Tell me, what exactly is the point of going after the coddlers if you're going to completely let go of Lacson himself? If anyone is responsible for the millions of pesos and millions of manhours utterly wasted on trying to find him, shouldn't it be the fugitive himself? It should not matter that he is no longer officially a murder suspect. When Senator Lacson fled the country over a year ago, he wasn't merely eluding captivity by the police, he was betraying the very system of laws and government that he swore to uphold when he took his oath of office. And now he has returned to the country to continue being a member of congress and making a mockery of the rule of law.

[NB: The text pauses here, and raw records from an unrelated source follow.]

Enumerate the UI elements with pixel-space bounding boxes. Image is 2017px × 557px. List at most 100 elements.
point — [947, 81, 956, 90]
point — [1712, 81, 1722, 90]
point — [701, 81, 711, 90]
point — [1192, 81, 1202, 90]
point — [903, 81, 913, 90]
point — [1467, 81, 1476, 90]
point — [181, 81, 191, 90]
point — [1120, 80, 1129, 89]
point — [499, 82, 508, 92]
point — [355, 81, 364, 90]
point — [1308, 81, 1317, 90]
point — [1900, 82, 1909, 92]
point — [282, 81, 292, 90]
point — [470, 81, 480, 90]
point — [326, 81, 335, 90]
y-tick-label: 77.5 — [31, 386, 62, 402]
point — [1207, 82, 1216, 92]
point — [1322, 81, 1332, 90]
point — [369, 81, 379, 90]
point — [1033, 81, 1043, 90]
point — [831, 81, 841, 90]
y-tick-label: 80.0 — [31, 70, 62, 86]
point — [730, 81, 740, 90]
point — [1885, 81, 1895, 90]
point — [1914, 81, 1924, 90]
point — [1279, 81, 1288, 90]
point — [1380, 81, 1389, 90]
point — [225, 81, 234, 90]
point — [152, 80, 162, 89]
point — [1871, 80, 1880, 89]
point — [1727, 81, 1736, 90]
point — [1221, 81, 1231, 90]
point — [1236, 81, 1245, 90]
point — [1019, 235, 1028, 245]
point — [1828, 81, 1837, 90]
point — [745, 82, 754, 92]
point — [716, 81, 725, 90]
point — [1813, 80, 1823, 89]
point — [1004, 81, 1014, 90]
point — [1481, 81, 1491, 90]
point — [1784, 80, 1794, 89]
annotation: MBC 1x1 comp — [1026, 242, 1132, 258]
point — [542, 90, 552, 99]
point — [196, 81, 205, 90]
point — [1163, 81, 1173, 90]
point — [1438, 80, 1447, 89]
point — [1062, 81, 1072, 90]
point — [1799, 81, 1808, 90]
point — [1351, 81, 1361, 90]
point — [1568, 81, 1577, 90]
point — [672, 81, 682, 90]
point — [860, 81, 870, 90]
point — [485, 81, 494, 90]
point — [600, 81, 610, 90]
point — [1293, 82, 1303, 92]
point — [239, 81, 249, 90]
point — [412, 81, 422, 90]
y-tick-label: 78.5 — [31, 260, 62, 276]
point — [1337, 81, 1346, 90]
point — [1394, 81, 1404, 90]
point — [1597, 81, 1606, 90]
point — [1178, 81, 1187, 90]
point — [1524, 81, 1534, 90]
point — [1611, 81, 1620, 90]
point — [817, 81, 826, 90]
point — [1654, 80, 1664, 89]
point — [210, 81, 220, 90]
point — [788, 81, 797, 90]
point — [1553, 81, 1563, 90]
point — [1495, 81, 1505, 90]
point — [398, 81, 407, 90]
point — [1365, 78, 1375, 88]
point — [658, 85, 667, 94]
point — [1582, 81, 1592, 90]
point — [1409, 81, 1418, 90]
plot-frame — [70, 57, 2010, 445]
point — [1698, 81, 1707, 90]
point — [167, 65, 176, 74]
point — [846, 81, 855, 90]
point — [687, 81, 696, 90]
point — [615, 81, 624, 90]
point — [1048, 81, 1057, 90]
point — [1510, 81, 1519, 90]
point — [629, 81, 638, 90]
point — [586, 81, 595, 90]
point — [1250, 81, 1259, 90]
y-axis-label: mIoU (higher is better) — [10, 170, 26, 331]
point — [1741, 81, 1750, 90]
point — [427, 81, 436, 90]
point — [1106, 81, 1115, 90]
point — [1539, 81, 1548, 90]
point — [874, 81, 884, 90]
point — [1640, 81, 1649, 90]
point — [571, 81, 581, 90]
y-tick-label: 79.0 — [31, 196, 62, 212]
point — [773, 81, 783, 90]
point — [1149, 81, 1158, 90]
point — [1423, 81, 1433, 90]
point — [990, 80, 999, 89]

Meanwhile, Ilocos Sur Rep. Ronald Singson serves his own time in a Hong Kong prison for drug possession. He was sentenced to 18 months in prison, and shortly thereafter resigned from his position in Congress amid talk that the House of Representatives would vote to expel him. But really, why demonize Singson but tolerate Lacson? At least he cooperated. He didn't waste anyone's time. He plead guilty and accepted his punishment. Yet not once did I hear a suggestion of expelling Lacson from the Senate for his abandonment.

Then there's Antonio Trillanes. If you're still on his side then there's simply no reasoning with you. He and his cohorts abandoned the chain of command and took hostage a luxury apartment tower. When given his day in court four years later he stormed out and seiged a luxury hotel, causing more chaos. Fast forward just three years, a new president comes to power and lets these characters go scot free barely a month before the court is scheduled to render judgement upon them.

I haven't even mentioned Estrada yet, who finished second place in the presidential election less than three years after being found guilty beyond reasonable doubt of the crime of plunder. God help us.

Lacson, Singson, Trillanes, Estrada, Webb, and those three drug traffickers in China-- somehow I get the feeling that there's a connection in the way the Philippines' methods and priorities in terms of justice are all utterly backwards. There's definitely something wrong here at a very basic level.